Location and phenotype of BrdU + cells in the central canal of the macaque spinal cord. A-C. BrdU immunolabeling of monkey sections at 2h (A) and 5 weeks (B) following BrdU infusion. The BrdU + cells are at the ventral or the dorsal poles of the canal (arrows). The images are aligned according the map in panel D. Insets demonstrate BrdU + cells within the ependymal layer. C. Statistical evaluation of the BrdU + cell density in the central canal after different survival times following BrdU application. *, P < 0.05. E. Immunostaining for Vimentin (green) and BrdU (red) demonstrates the dorso-ventral arrangement of the Vimentin + cells (E1; arrows).

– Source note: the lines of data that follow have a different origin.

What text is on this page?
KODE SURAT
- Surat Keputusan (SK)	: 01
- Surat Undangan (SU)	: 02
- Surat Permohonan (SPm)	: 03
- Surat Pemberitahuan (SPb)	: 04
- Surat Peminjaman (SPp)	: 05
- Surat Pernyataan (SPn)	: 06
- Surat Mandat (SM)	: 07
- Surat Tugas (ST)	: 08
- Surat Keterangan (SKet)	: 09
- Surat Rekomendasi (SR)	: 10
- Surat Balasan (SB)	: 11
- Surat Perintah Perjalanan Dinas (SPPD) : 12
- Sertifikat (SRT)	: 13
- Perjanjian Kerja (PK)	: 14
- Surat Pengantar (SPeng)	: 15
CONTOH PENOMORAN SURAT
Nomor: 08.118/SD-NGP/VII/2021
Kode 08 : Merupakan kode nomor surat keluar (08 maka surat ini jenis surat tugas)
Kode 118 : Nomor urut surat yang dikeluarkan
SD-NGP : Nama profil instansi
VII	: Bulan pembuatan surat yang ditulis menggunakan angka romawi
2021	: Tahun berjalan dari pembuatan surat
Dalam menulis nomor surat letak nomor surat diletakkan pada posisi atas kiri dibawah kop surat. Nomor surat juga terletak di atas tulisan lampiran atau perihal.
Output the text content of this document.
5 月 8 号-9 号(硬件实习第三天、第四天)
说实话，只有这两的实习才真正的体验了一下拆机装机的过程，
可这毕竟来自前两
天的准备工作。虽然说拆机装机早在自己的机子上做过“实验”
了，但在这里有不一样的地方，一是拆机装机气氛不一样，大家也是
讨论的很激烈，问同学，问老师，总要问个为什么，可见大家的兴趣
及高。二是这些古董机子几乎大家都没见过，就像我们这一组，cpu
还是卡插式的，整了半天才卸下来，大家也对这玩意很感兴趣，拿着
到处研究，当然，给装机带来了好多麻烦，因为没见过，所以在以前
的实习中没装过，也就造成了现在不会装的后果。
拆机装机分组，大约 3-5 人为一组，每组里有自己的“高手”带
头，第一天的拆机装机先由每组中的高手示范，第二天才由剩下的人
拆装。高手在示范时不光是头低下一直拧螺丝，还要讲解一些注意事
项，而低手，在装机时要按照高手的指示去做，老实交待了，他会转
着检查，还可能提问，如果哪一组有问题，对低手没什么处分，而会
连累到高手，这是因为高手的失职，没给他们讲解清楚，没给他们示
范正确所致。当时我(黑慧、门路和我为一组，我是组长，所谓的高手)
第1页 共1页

Double-labeled cells in E2-E5 are depicted by arrows. In panel E5, Vimentin + basal processes are depicted by arrowheads. F. Immunostaning for PSA-NCAM demonstrates numerous positive cells in the ependymal layer of the canal with the strongest signal at the dorsal pole (arrows). G. Dual immunolabeling for PSA-NCAM (green) and GFAP (red) demonstrates the lack of GFAP staining in the ependymal cells and a dense meshwork of fibers surrounding the canal (arrows). H. Anti-vWF (red) immunolabeling counterstained by DAPI shows the anatomical relation of blood vessels (arrows) to the central canal. I. Nestin/Vimentin double-staining revealing double-positive cells at the ventral and dorsal poles of the central canal (arrows). A basal process directed toward a blood vessel (bv) is depicted by an arrowhead. Asterisk, lumen of the central canal. Scale bars, 50 μm (A, B, E1, F1, G, H); 20 μm (F2, I3); 10 μm (E3).